Kitchen startup adds dash of retail

A Midlothian commercial kitchen space is opening a small market. Photo by Michael Thompson.

A Midlothian commercial kitchen space is opening a small market. Photo by Michael Thompson.

A Midlothian commercial kitchen startup is adding a market to help drive traffic to its storefront.

Source Kitchens Studios at 13566 Waterford Place is opening a 500-square-foot market on Nov. 20 to front the two commercial kitchen spaces it rents out to fledgling food business operators.

The market will retail and consign locally made jellies, soaps, baked goods and honey and will have a coffee bar. The shop will also sell glassware that co-owner Ann Butler described as “stuff you would buy but don’t really need.”

Butler and Justin Thomas have operated the commercial kitchen spaces at the Waterford Shopping Center since May after taking over a previous kitchen leasing operation called Relish the Kitchen.

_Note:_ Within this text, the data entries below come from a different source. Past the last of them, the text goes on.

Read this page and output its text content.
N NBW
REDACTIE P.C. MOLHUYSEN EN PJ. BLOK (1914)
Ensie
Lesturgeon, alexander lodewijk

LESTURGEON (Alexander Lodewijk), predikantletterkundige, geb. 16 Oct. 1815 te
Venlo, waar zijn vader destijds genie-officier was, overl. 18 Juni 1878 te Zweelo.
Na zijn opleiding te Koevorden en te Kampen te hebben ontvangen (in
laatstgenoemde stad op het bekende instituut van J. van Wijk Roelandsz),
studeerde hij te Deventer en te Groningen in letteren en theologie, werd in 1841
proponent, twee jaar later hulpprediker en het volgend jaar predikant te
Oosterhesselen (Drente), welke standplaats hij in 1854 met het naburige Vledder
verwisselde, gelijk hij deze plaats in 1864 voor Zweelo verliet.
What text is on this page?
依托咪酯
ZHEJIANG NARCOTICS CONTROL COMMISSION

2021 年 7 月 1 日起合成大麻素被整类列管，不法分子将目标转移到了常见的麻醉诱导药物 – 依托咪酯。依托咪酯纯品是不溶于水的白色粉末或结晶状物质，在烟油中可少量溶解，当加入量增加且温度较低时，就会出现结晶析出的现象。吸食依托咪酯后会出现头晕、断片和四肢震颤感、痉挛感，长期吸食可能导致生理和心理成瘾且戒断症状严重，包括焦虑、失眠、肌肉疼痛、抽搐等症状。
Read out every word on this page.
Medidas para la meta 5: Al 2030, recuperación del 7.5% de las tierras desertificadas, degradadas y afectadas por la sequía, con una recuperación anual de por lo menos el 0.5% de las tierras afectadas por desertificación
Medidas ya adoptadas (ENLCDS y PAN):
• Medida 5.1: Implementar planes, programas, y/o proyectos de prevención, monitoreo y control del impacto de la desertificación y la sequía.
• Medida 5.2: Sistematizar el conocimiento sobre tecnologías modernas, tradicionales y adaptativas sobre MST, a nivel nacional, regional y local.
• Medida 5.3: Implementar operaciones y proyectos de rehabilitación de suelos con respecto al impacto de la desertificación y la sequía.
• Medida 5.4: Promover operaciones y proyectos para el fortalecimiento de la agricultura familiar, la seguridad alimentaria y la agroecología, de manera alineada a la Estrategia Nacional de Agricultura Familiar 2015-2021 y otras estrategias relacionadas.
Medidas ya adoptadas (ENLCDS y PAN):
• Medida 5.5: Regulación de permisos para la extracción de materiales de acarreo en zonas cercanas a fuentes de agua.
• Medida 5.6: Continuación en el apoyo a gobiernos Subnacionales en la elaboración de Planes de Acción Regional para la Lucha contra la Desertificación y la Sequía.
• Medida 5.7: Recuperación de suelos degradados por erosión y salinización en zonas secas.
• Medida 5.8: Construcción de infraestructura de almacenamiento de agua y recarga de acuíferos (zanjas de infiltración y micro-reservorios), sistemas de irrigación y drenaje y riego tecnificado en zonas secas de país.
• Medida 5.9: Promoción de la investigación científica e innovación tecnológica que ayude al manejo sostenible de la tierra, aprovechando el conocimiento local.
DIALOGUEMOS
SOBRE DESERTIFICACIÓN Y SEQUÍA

“They wanted out,” Butler said. “So we took over.”

The new market, which is looking for more vendors, will be a way of getting people in the door at Source Kitchens Studios and attracting more attention from shoppers passing by. Source Kitchens is next door to the Flying Pig, a popular Midlothian eatery, that Butler said gets plenty of business.

“We wanted to capitalize on that traffic,” Butler said.

Source Kitchen rents out commercial kitchen spaces by the hour. Photo courtesy of Kitchen Source.

Source Kitchen rents out commercial kitchen spaces by the hour. Photo courtesy of Source Kitchen Studios.

Source Kitchens rents the kitchens in its 2,400-square-foot space by the hour to farmer’s market vendors, caterers and a cheesecake maker, among others.

Butler said the concept is similar to Kitchen Thyme at 7801 W. Broad St. in the West End, which also rents out access to a commercial kitchen.

Typically those renting the kitchens have an idea for a business or product they want to sell but aren’t sure where to start.

“Some people have been in business two months, some are still putting together their business license,” Butler said. “And some people have been in business five years.”

Butler said she and Thomas have years of experience to help their tenants. Butler also owns Edible Education, a cooking school based at Source Kitchens, and Thomas owns a bakery aimed at daycare centers Simply Dees.

“I’ve been in the food business for 28 years,” Butler said. “We truly know how difficult it is for the brand new business person to get started.”